Suffering High Interest With PMI
To avoid making a down payment, lenders provide borrowers the option to pay exceptionally high interest rates along with private mortgage insurance (PMI). Many home buyers do not seem to mind because those payments are all in the future and they want their house now. Modern people are particularly stubborn about parting with their cash; they often prefer to pay off debt slowly even when they have the cash to pay it off all at once.
Zero Down Financing is Short Term: Learn to Think Long Term
But once you commit to such a mortgage, you set yourself up for stressful disasters should any sudden employment problems ambush you or should any unexpected expenses intrude on your life. If and when this happens, those far off monthly payments that seemed so much easier than making a single large down payment will start to feel like incessant waves breaking on the shores of your financial peace of mind, slowly wearing it away.

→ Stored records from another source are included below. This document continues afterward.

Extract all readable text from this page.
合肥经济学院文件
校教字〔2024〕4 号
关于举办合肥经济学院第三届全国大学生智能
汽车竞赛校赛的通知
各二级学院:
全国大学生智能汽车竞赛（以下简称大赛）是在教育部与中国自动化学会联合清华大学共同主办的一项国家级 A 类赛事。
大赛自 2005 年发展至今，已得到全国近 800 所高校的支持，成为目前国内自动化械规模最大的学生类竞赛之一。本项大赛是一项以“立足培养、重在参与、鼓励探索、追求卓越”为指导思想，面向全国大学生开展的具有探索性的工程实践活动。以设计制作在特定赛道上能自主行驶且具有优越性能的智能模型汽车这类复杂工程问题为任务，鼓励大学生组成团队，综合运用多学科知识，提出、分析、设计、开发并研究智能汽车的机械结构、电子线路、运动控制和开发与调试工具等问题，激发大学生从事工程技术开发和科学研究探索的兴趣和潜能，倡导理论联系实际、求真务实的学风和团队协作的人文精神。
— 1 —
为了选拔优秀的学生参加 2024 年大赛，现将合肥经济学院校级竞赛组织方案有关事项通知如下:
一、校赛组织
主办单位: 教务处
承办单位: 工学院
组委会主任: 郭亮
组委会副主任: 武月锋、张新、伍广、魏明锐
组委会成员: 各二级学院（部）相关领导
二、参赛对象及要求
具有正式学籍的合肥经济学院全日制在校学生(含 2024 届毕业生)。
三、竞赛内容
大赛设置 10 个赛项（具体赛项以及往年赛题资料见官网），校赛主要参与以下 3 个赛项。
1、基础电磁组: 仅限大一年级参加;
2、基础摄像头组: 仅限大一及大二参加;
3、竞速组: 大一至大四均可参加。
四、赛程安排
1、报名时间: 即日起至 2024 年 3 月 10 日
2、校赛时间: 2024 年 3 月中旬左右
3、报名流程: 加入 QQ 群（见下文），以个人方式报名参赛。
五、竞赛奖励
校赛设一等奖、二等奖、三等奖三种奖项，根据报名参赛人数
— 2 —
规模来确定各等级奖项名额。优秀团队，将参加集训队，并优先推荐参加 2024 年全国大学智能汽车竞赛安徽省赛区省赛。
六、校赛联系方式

Crafty Financing Isn’t Always Good Financing
And if you really can’t afford the private mortgage insurance on top of the high interest loan, aggressive lenders will guide you toward obtaining a second mortgage. You can then piggyback that second mortgage on the first loan to cover the down payment and avoid having to pay PMI (PMI must be paid on any loan where less than 20 percent of the home value is paid up front).
Get Real And Be Wise
But the question you have to ask yourself is this: when lenders are bending over backwards to help you get a loan you could not possibly afford without jumping through hoops, is it really a good idea for you to engage in such an investment? You would be surprised how many home buyers suffer from buyers remorse just months after they have committed to a crazy high monthly payment.
If you can’t simply show your savings, your income, your debt and you credit score and obtain a direct loan from a single, reputable lender, instead of forcing the issue you should consider stepping back and getting your financial ducks in line. Don’t dive into the deep end seeking instant gratification.